Vingt ans après l’apparition de la téléréalité en France avec « Loft Story », le business des candidats semble n’avoir jamais été aussi florissant. Retour sur l’histoire d’une cash-machine.
AU VOLANT DE SA MERCEDES G500 imitation marbre noir, Dylan Thiry roule vite. Il fait beau, il fait chaud. Tandis qu’il longe la côte, les basses d’un morceau de trap résonnent à travers les vitres baissées. Oubliez SaintTropez. Désormais, quand on est influenceur et star de la téléréalité, c’est à Dubaï qu’il faut vivre. Les ingrédients du rêve, eux, n’ont pas changé : plage, palmiers et voitures de luxe, égrainés à longueur de « stories », ces courtes vidéos personnelles que l’on met en ligne sur Instagram. Sur le réseau social, les 750 000 abonnés de Dylan peuvent tout suivre de son quotidien, à raison d’une trentaine de publications par jour. Grâce à elles, on pénètre même l’intérieur lambrissé de la chambre qu’il a louée à l’année au Five Palm, un luxueux hôtel planté face à la mer. Pratique pour un journaliste... Il y a un peu plus d’un an, ce Luxembourgeois d’origine a rejoint les autres stars de téléréalité – Nabilla Benattia, Jazz Correia, Jessica Thivenin et Thibault Garcia – pour s’installer dans la mégalopole émiratie.
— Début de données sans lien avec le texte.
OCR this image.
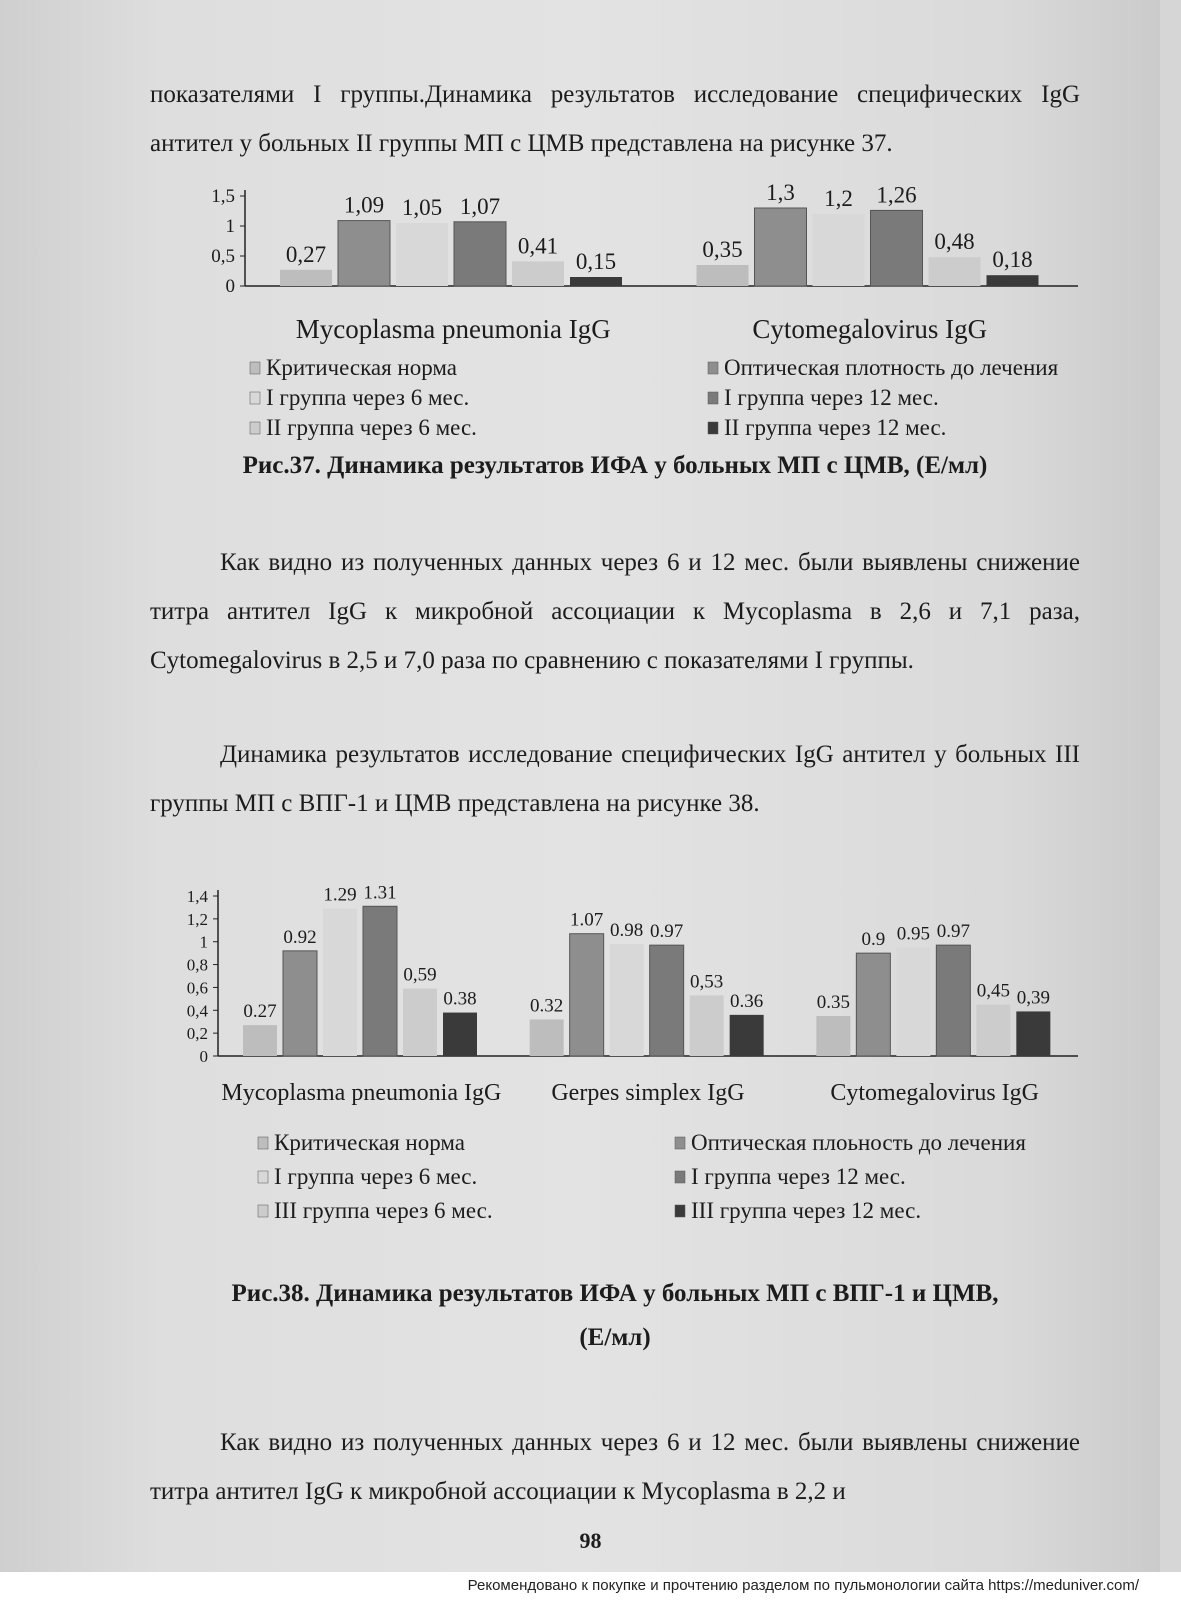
показателями I группы.Динамика результатов исследование специфических IgG антител у больных II группы МП с ЦМВ представлена на рисунке 37.

0
0,5
1
1,5
0,27
1,09 1,05 1,07
0,41
0,15
Mycoplasma pneumonia IgG
0,35
1,3 1,2 1,26
0,48
0,18
Cytomegalovirus IgG
Критическая норма
I группа через 6 мес.
II группа через 6 мес.
Оптическая плотность до лечения
I группа через 12 мес.
II группа через 12 мес.

Рис.37. Динамика результатов ИФА у больных МП с ЦМВ, (Е/мл)

Как видно из полученных данных через 6 и 12 мес. были выявлены снижение титра антител IgG к микробной ассоциации к Mycoplasma в 2,6 и 7,1 раза, Cytomegalovirus в 2,5 и 7,0 раза по сравнению с показателями I группы.

Динамика результатов исследование специфических IgG антител у больных III группы МП с ВПГ-1 и ЦМВ представлена на рисунке 38.

0
0,2
0,4
0,6
0,8
1
1,2
1,4
0.27
0.92
1.29 1.31
0,59
0.38
Mycoplasma pneumonia IgG
0.32
1.07 0.98 0.97
0,53
0.36
Gerpes simplex IgG
0.35
0.9 0.95 0.97
0,45 0,39
Cytomegalovirus IgG
Критическая норма
I группа через 6 мес.
III группа через 6 мес.
Оптическая плоьность до лечения
I группа через 12 мес.
III группа через 12 мес.

Рис.38. Динамика результатов ИФА у больных МП с ВПГ-1 и ЦМВ,

(Е/мл)

Как видно из полученных данных через 6 и 12 мес. были выявлены снижение титра антител IgG к микробной ассоциации к Mycoplasma в 2,2 и

98
Рекомендовано к покупке и прочтению разделом по пульмонологии сайта https://meduniver.com/
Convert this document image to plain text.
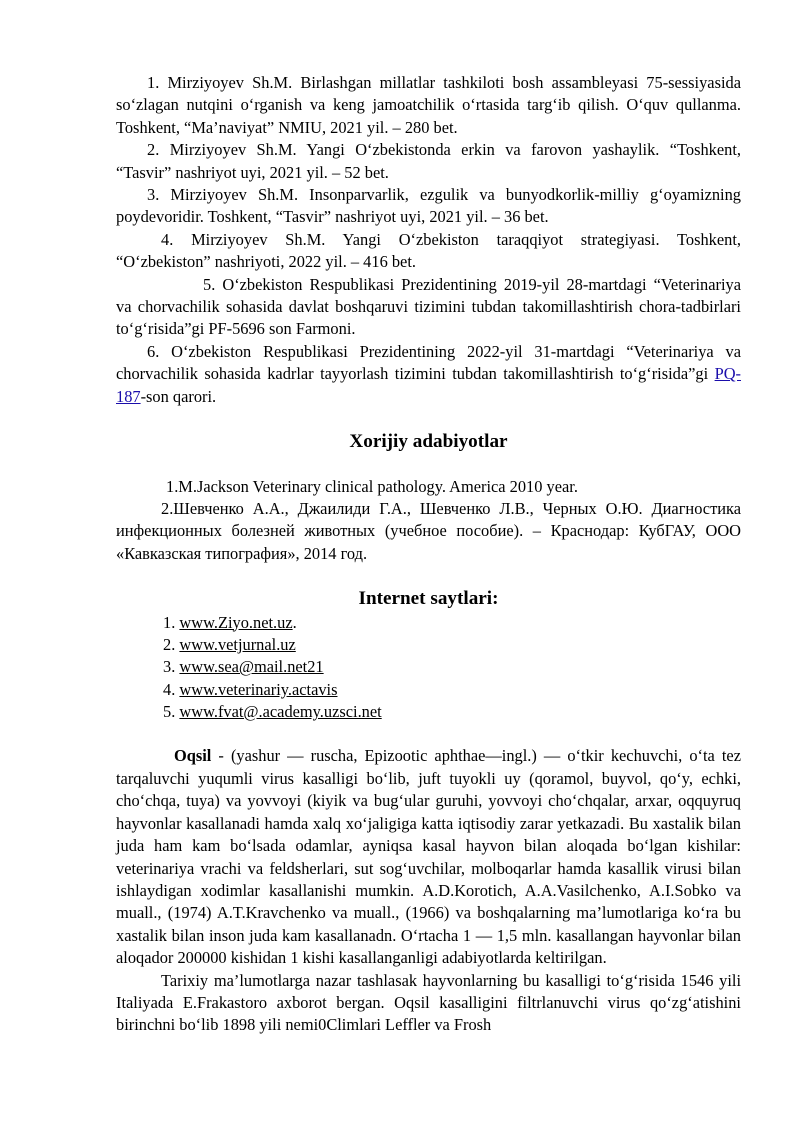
1. Mirziyoyev Sh.M. Birlashgan millatlar tashkiloti bosh assambleyasi 75-sessiyasida soʻzlagan nutqini oʻrganish va keng jamoatchilik oʻrtasida targʻib qilish. Oʻquv qullanma. Toshkent, “Ma’naviyat” NMIU, 2021 yil. – 280 bet.

2. Mirziyoyev Sh.M. Yangi Oʻzbekistonda erkin va farovon yashaylik. “Toshkent, “Tasvir” nashriyot uyi, 2021 yil. – 52 bet.

3. Mirziyoyev Sh.M. Insonparvarlik, ezgulik va bunyodkorlik-milliy gʻoyamizning poydevoridir. Toshkent, “Tasvir” nashriyot uyi, 2021 yil. – 36 bet.

4. Mirziyoyev Sh.M. Yangi Oʻzbekiston taraqqiyot strategiyasi. Toshkent, “Oʻzbekiston” nashriyoti, 2022 yil. – 416 bet.

5. Oʻzbekiston Respublikasi Prezidentining 2019-yil 28-martdagi “Veterinariya va chorvachilik sohasida davlat boshqaruvi tizimini tubdan takomillashtirish chora-tadbirlari toʻgʻrisida”gi PF-5696 son Farmoni.

6. Oʻzbekiston Respublikasi Prezidentining 2022-yil 31-martdagi “Veterinariya va chorvachilik sohasida kadrlar tayyorlash tizimini tubdan takomillashtirish toʻgʻrisida”gi PQ-187-son qarori.

Xorijiy adabiyotlar

1.M.Jackson Veterinary clinical pathology. America 2010 year.

2.Шевченко А.А., Джаилиди Г.А., Шевченко Л.В., Черных О.Ю. Диагностика инфекционных болезней животных (учебное пособие). – Краснодар: КубГАУ, ООО «Кавказская типография», 2014 год.

Internet saytlari:
1. www.Ziyo.net.uz.
2. www.vetjurnal.uz
3. www.sea@mail.net21
4. www.veterinariy.actavis
5. www.fvat@.academy.uzsci.net

Oqsil - (yashur — ruscha, Epizootic aphthae—ingl.) — oʻtkir kechuvchi, oʻta tez tarqaluvchi yuqumli virus kasalligi boʻlib, juft tuyokli uy (qoramol, buyvol, qoʻy, echki, choʻchqa, tuya) va yovvoyi (kiyik va bugʻular guruhi, yovvoyi choʻchqalar, arxar, oqquyruq hayvonlar kasallanadi hamda xalq xoʻjaligiga katta iqtisodiy zarar yetkazadi. Bu xastalik bilan juda ham kam boʻlsada odamlar, ayniqsa kasal hayvon bilan aloqada boʻlgan kishilar: veterinariya vrachi va feldsherlari, sut sogʻuvchilar, molboqarlar hamda kasallik virusi bilan ishlaydigan xodimlar kasallanishi mumkin. A.D.Korotich, A.A.Vasilchenko, A.I.Sobko va muall., (1974) A.T.Kravchenko va muall., (1966) va boshqalarning ma’lumotlariga koʻra bu xastalik bilan inson juda kam kasallanadn. Oʻrtacha 1 — 1,5 mln. kasallangan hayvonlar bilan aloqador 200000 kishidan 1 kishi kasallanganligi adabiyotlarda keltirilgan.

Tarixiy ma’lumotlarga nazar tashlasak hayvonlarning bu kasalligi toʻgʻrisida 1546 yili Italiyada E.Frakastoro axborot bergan. Oqsil kasalligini filtrlanuvchi virus qoʻzgʻatishini birinchni boʻlib 1898 yili nemi0Climlari Leffler va Frosh
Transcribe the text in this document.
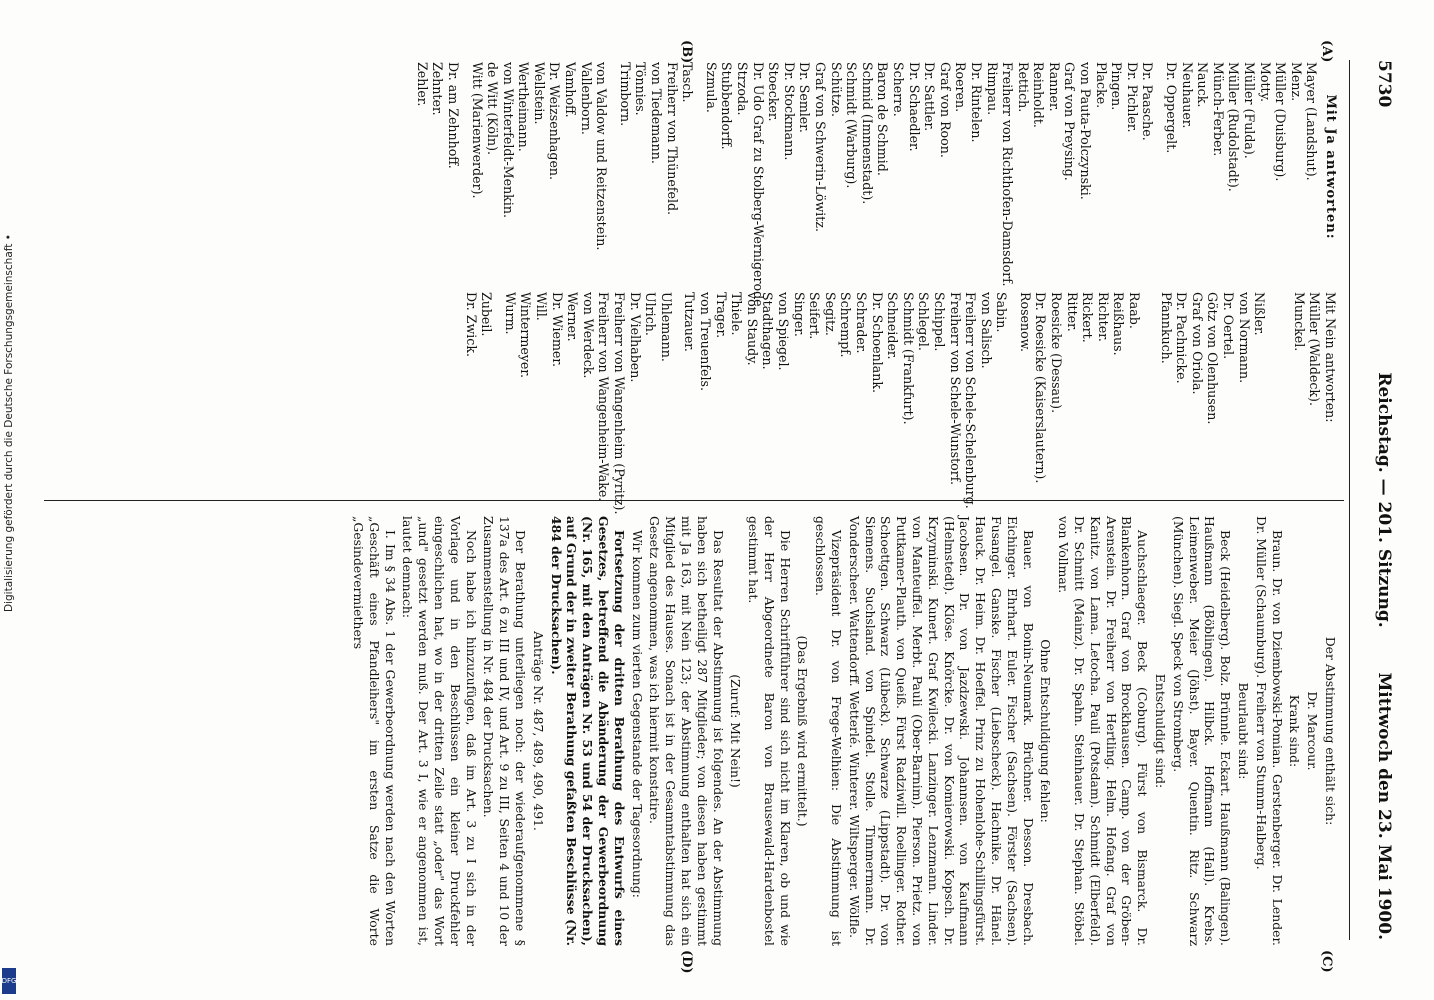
5730
Reichstag. — 201. Sitzung.
Mittwoch den 23. Mai 1900.
(A)
(B)
(C)
(D)
Mit Ja antworten:

Mayer (Landshut).

Menz.

Müller (Duisburg).

Motty.

Müller (Fulda).

Müller (Rudolstadt).

Münch-Ferber.

Nauck.

Neuhauer.

Dr. Oppergelt.

Dr. Paasche.

Dr. Pichler.

Pingen.

Placke.

von Pauta-Polczynski.

Graf von Preysing.

Ranner.

Reinholdt.

Rettich.

Freiherr von Richthofen-Damsdorf.

Rimpau.

Dr. Rintelen.

Roeren.

Graf von Roon.

Dr. Sattler.

Dr. Schaedler.

Scherre.

Baron de Schmid.

Schmid (Immenstadt).

Schmidt (Warburg).

Schütze.

Graf von Schwerin-Löwitz.

Dr. Semler.

Dr. Stockmann.

Stoecker.

Dr. Udo Graf zu Stolberg-Wernigerode.

Strzoda.

Stubbendorff.

Szmula.

Tasch.

Freiherr von Thünefeld.

von Tiedemann.

Tönnies.

Trimborn.

von Valdow und Reitzenstein.

Vallenborn.

Vamhoff.

Dr. Weizsenhagen.

Wellstein.

Wertheimann.

von Winterfeldt-Menkin.

de Witt (Köln).

Witt (Marienwerder).

Dr. am Zehnhoff.

Zehnter.

Zehler.

Mit Nein antworten:

Müller (Waldeck).

Munckel.

Nißler.

von Normann.

Dr. Oertel.

Götz von Olenhusen.

Graf von Oriola.

Dr. Pachnicke.

Pfannkuch.

Raab.

Reißhaus.

Richter.

Rickert.

Ritter.

Roesicke (Dessau).

Dr. Roesicke (Kaiserslautern).

Rosenow.

Sabin.

von Salisch.

Freiherr von Schele-Schelenburg.

Freiherr von Schele-Wunstorf.

Schippel.

Schlegel.

Schmidt (Frankfurt).

Schneider.

Dr. Schoenlank.

Schrader.

Schrempf.

Segitz.

Seifert.

Singer.

von Spiegel.

Stadthagen.

von Staudy.

Thiele.

Trager.

von Treuenfels.

Tutzauer.

Uhlemann.

Ulrich.

Dr. Vielhaben.

Freiherr von Wangenheim (Pyritz).

Freiherr von Wangenheim-Wake.

von Werdeck.

Werner.

Dr. Wiemer.

Will.

Wintermeyer.

Wurm.

Zubeil.

Dr. Zwick.

Der Abstimmung enthält sich:

Dr. Marcour.

Krank sind:

Braun. Dr. von Dziembowski-Pomian. Gerstenberger. Dr. Lender. Dr. Müller (Schaumburg). Freiherr von Stumm-Halberg.

Beurlaubt sind:

Beck (Heidelberg). Bolz. Brünnle. Eckart. Haußmann (Balingen). Haußmann (Böblingen). Hilbck. Hoffmann (Hall). Krebs. Leimenweber. Meier (Jöhst). Bayer. Quentin. Ritz. Schwarz (München). Siegl. Speck von Stromberg.

Entschuldigt sind:

Auchschlaeger. Beck (Coburg). Fürst von Bismarck. Dr. Blankenhorn. Graf von Brockhausen. Camp. von der Gröben-Arenstein. Dr. Freiherr von Hertling. Helm. Hofang. Graf von Kanitz. von Lama. Letocha. Pauli (Potsdam). Schmidt (Elberfeld). Dr. Schmitt (Mainz). Dr. Spahn. Steinhauer. Dr. Stephan. Stöbel. von Vollmar.

Ohne Entschuldigung fehlen:

Bauer. von Bonin-Neumark. Brüchner. Desson. Dresbach. Eichinger. Ehrhart. Euler. Fischer (Sachsen). Förster (Sachsen). Fusangel. Ganske. Fischer (Liebscheck). Hachnike. Dr. Hänel. Hauck. Dr. Heim. Dr. Hoeffel. Prinz zu Hohenlohe-Schillingsfürst. Jacobsen. Dr. von Jazdzewski. Johannsen. von Kaufmann (Helmstedt). Klöse. Knörcke. Dr. von Komierowski. Kopsch. Dr. Krzyminski. Kunert. Graf Kwilecki. Lanzinger. Lenzmann. Linder. von Manteuffel. Merbt. Pauli (Ober-Barnim). Pierson. Prietz. von Puttkamer-Plauth. von Queiß. Fürst Radziwill. Roellinger. Rother. Schoettgen. Schwarz (Lübeck). Schwarze (Lippstadt). Dr. von Siemens. Suchsland. von Spindel. Stolle. Timmermann. Dr. Vonderscheer. Wattendorff. Wetterlé. Winterer. Wiltsperger. Wölfle.

Vizepräsident Dr. von Frege-Welhien: Die Abstimmung ist geschlossen.

(Das Ergebniß wird ermittelt.)

Die Herren Schriftführer sind sich nicht im Klaren, ob und wie der Herr Abgeordnete Baron von Brausewald-Hardenbostel gestimmt hat.

(Zuruf: Mit Nein!)

Das Resultat der Abstimmung ist folgendes. An der Abstimmung haben sich betheiligt 287 Mitglieder; von diesen haben gestimmt mit Ja 163, mit Nein 123; der Abstimmung enthalten hat sich ein Mitglied des Hauses. Sonach ist in der Gesammtabstimmung das Gesetz angenommen, was ich hiermit konstatire.

Wir kommen zum vierten Gegenstande der Tagesordnung:

Fortsetzung der dritten Berathung des Entwurfs eines Gesetzes, betreffend die Abänderung der Gewerbeordnung (Nr. 165, mit den Anträgen Nr. 53 und 54 der Drucksachen), auf Grund der in zweiter Berathung gefaßten Beschlüsse (Nr. 484 der Drucksachen).

Anträge Nr. 487, 489, 490, 491.

Der Berathung unterliegen noch: der wiederaufgenommene § 137a des Art. 6 zu III und IV, und Art. 9 zu III, Seiten 4 und 10 der Zusammenstellung in Nr. 484 der Drucksachen.

Noch habe ich hinzuzufügen, daß im Art. 3 zu I sich in der Vorlage und in den Beschlüssen ein kleiner Druckfehler eingeschlichen hat, wo in der dritten Zeile statt „oder" das Wort „und" gesetzt werden muß. Der Art. 3 I, wie er angenommen ist, lautet demnach:

I. Im § 34 Abs. 1 der Gewerbeordnung werden nach den Worten „Geschäft eines Pfandleihers" im ersten Satze die Worte „Gesindevermiethers

Digitalisierung gefördert durch die Deutsche Forschungsgemeinschaft •
DFG
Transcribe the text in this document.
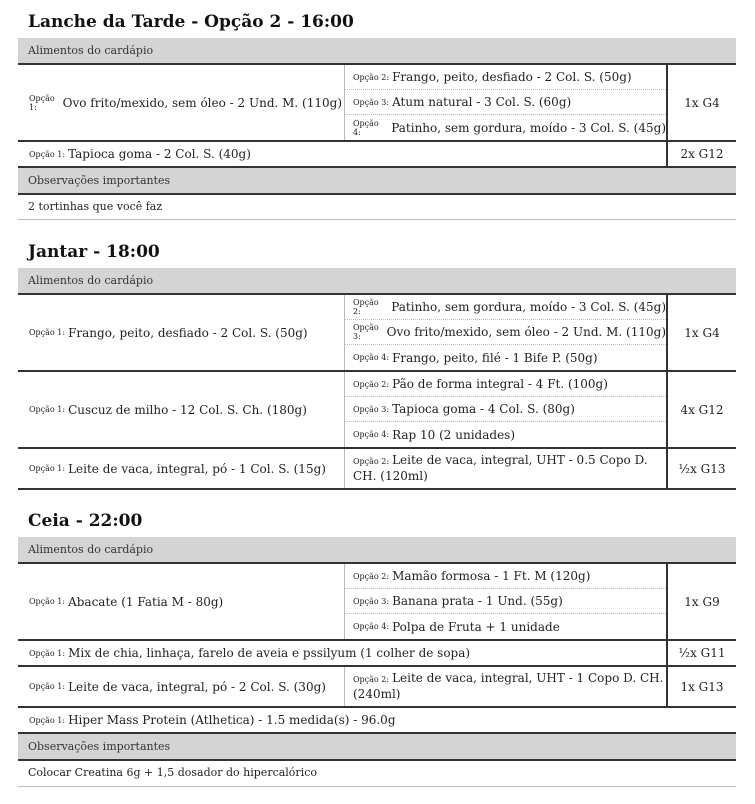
Lanche da Tarde - Opção 2 - 16:00
Alimentos do cardápio
Opção 1:	Ovo frito/mexido, sem óleo - 2 Und. M. (110g)
Opção 2: Frango, peito, desfiado - 2 Col. S. (50g)
Opção 3: Atum natural - 3 Col. S. (60g)
Opção 4:	Patinho, sem gordura, moído - 3 Col. S. (45g)
1x G4
Opção 1: Tapioca goma - 2 Col. S. (40g)	2x G12
Observações importantes
2 tortinhas que você faz
Jantar - 18:00
Alimentos do cardápio
Opção 1: Frango, peito, desfiado - 2 Col. S. (50g)
Opção 2:	Patinho, sem gordura, moído - 3 Col. S. (45g)
Opção 3:	Ovo frito/mexido, sem óleo - 2 Und. M. (110g)
Opção 4: Frango, peito, filé - 1 Bife P. (50g)
1x G4
Opção 1: Cuscuz de milho - 12 Col. S. Ch. (180g)
Opção 2: Pão de forma integral - 4 Ft. (100g)
Opção 3: Tapioca goma - 4 Col. S. (80g)
Opção 4: Rap 10 (2 unidades)
4x G12
Opção 1: Leite de vaca, integral, pó - 1 Col. S. (15g)	Opção 2: Leite de vaca, integral, UHT - 0.5 Copo D. CH. (120ml)
½x G13
Ceia - 22:00
Alimentos do cardápio
Opção 1: Abacate (1 Fatia M - 80g)
Opção 2: Mamão formosa - 1 Ft. M (120g)
Opção 3: Banana prata - 1 Und. (55g)
Opção 4: Polpa de Fruta + 1 unidade
1x G9
Opção 1: Mix de chia, linhaça, farelo de aveia e pssilyum (1 colher de sopa)	½x G11
Opção 1: Leite de vaca, integral, pó - 2 Col. S. (30g)	Opção 2: Leite de vaca, integral, UHT - 1 Copo D. CH. (240ml)
1x G13
Opção 1: Hiper Mass Protein (Atlhetica) - 1.5 medida(s) - 96.0g
Observações importantes
Colocar Creatina 6g + 1,5 dosador do hipercalórico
Une vie meilleure ? « Une vie plus ensoleillée », corrige par téléphone le beau gosse tout en muscles, cheveux longs et yeux azur. Si Dubaï se transforme peu à
peu en résidence dorée pour vedettes médiatiques, « c’est surtout pour les impôts », reconnaît-il honnêtement. Pas de taxation sur les sociétés ou les revenus... De quoi séduire ce vingtenaire à la tête d’un petit empire commercial. « Il y a des mois où je fais un placement de produit à 18 000 euros, d’autres à 40 000... Ça varie tout le temps », précise Dylan, qui assume ses gains rapides sans rougir. Grâce à ses photos et vidéos vantant les mérites de marques qu’il publie sur les réseaux sociaux, il estime son revenu annuel proche des 600000 euros. Pour les héritiers du « Loft », la téléréalité est devenue un business comme un autre. Et il n’est pas de tout repos. En plus du partage de ses moindres faits et gestes en images, il faut interagir en permanence avec sa « communauté », répondre à quantité de mails et de messages. Une somme d’obligations qui l’amène à passer près de seize heures par jour sur son portable, douze rien que sur Instagram ! « C’est vraiment abusé », lâche-t-il devant les statistiques du smartphone.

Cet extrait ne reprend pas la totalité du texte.